A peculiaridade deste encaminhamento era de que ele se efetivava pelo Intendente e,
posteriormente, pelo Prefeito, até a década de 60. A referência era a um assim como ao pai, ao
Intendente, ao Prefeito, e ao Psiquiatra, na casa dos loucos. Lugar este em cujo nome São Pedro
encontramos o significante que remete ao nome da província e ao guarda da porta celeste, a este
endereçados aqueles que não se submetem às leis da “terra”.

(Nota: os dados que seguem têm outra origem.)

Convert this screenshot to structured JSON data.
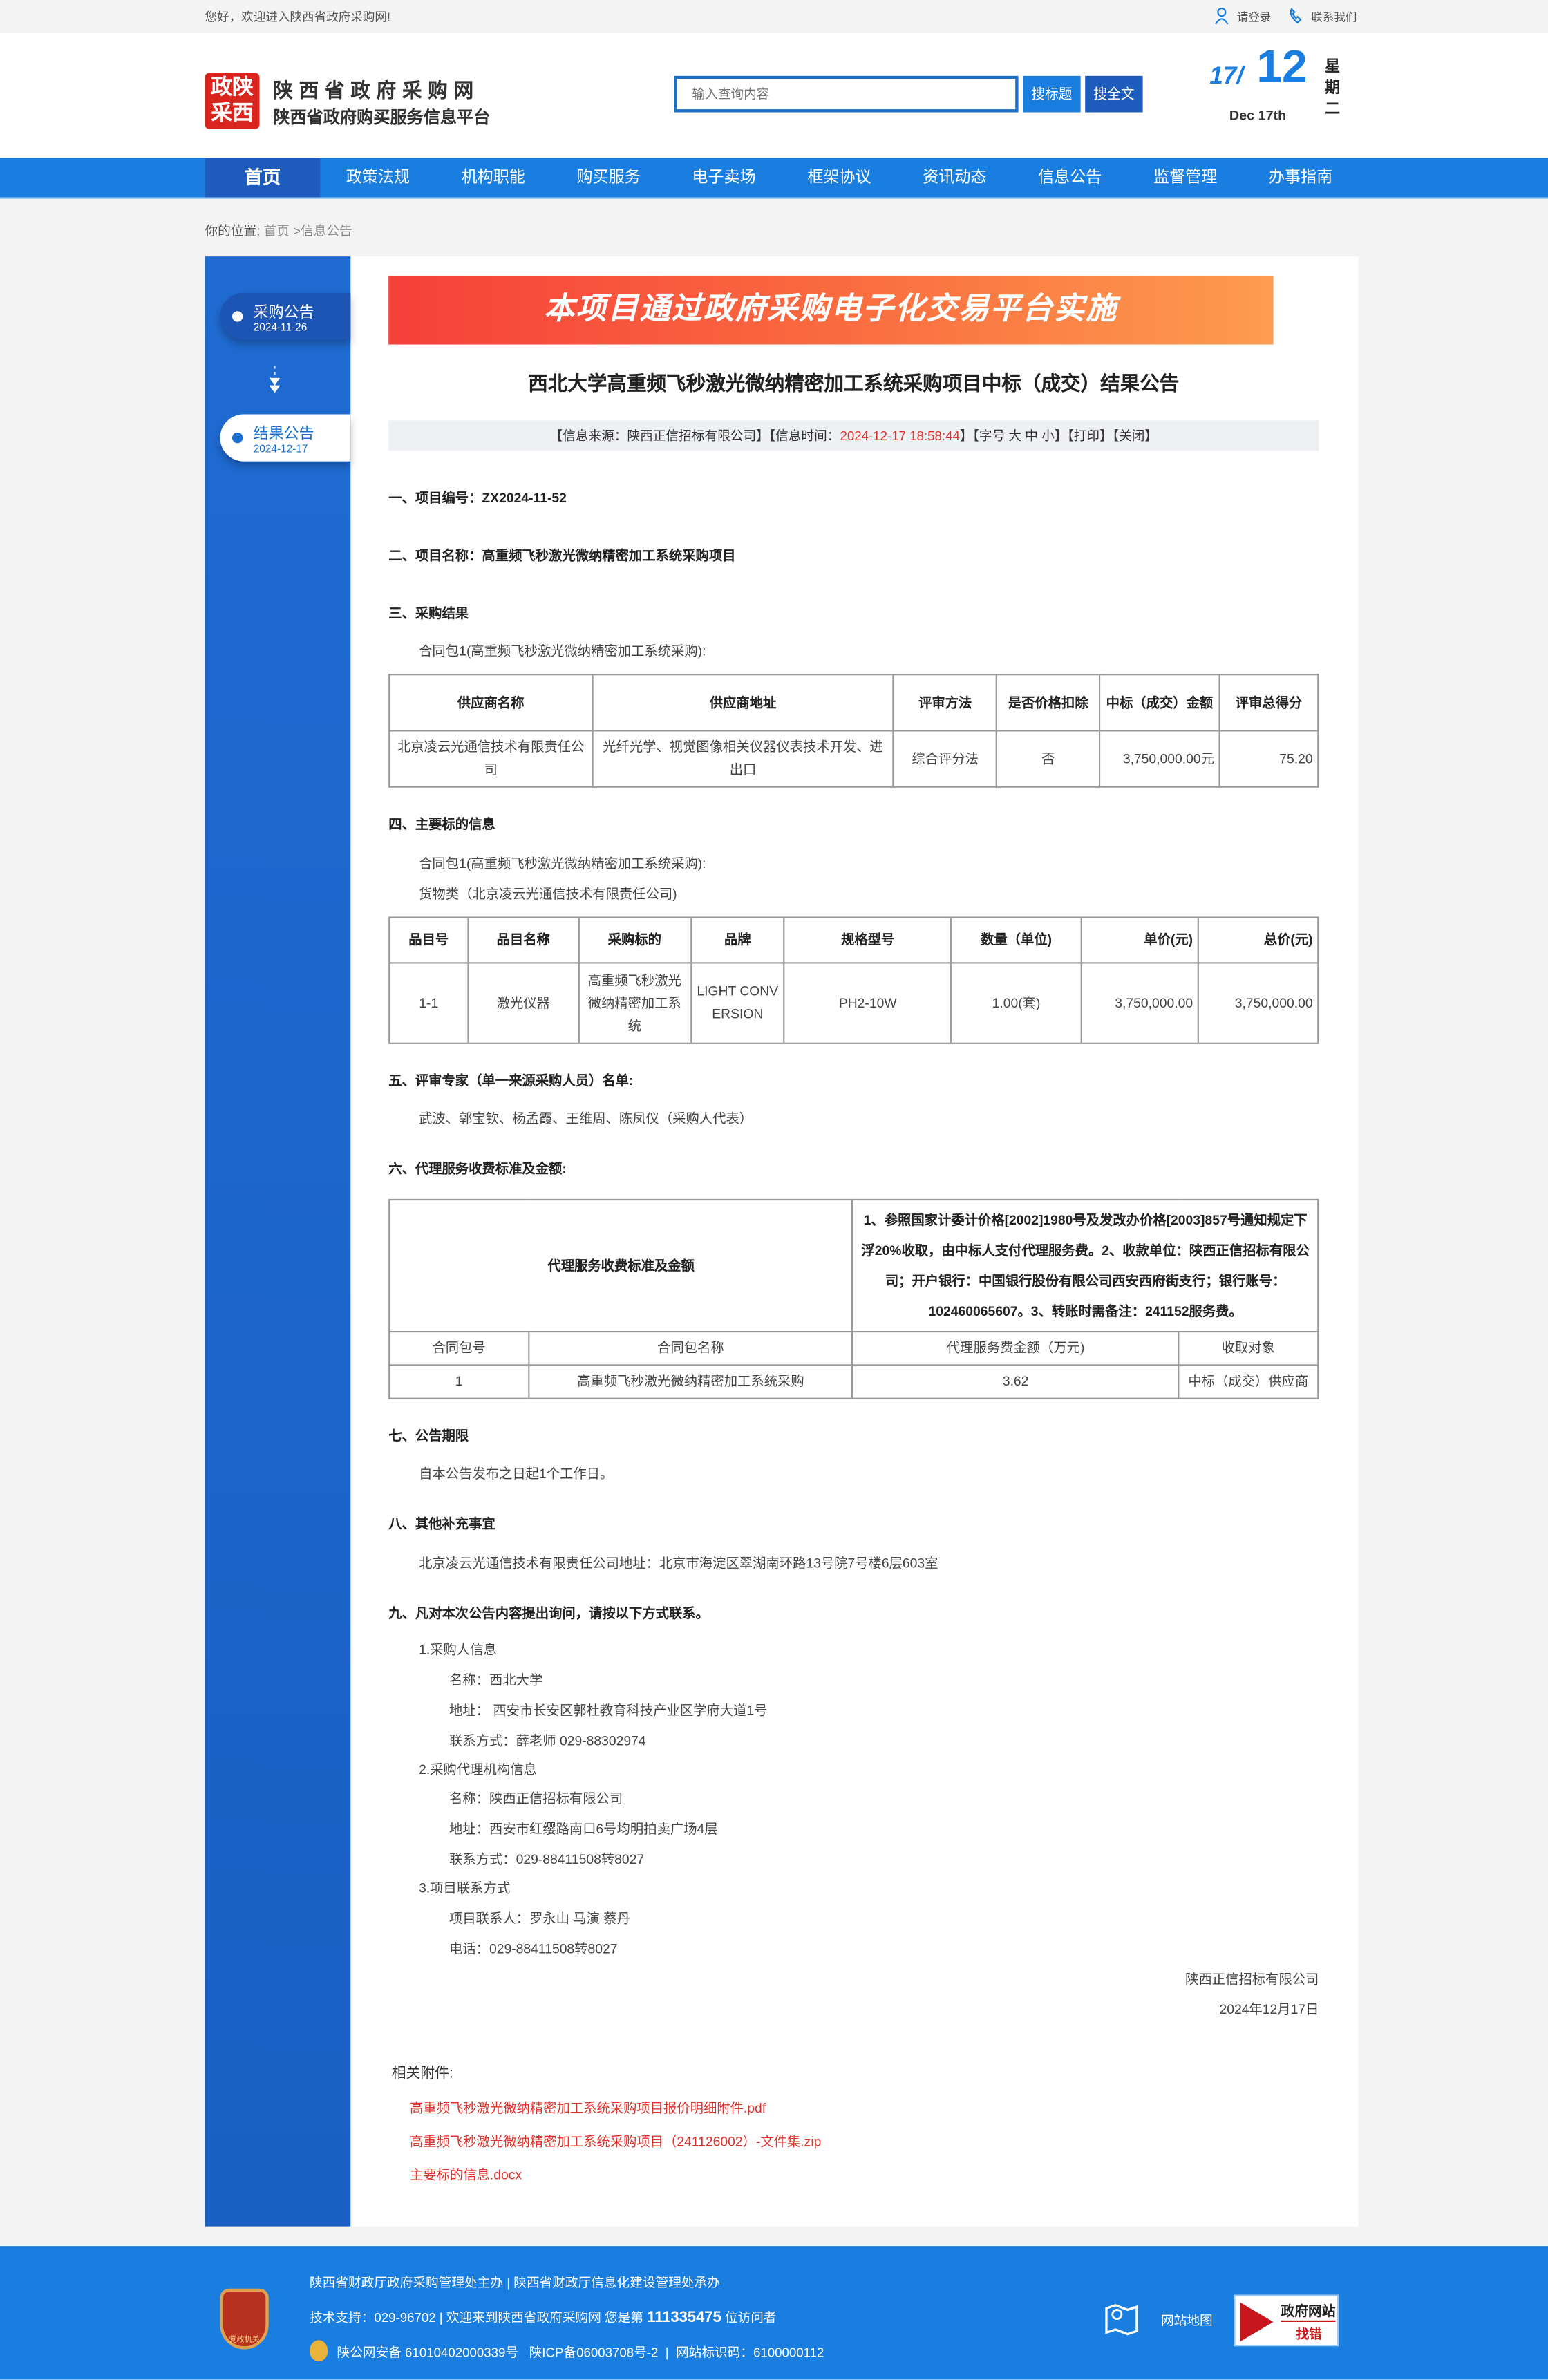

O alienado, a propósito da época, ainda influenciado pelas concepções de Pinel, era
recluso para o seu tratamento. Quando não havia vagas para ele no Hospital Psiquiátrico, ficava
no Presídio Municipal até conseguir um leito no manicômio. Seu translado era de trem, em que
havia um vagão específico para este fim, nominado de “vagão dos loucos”.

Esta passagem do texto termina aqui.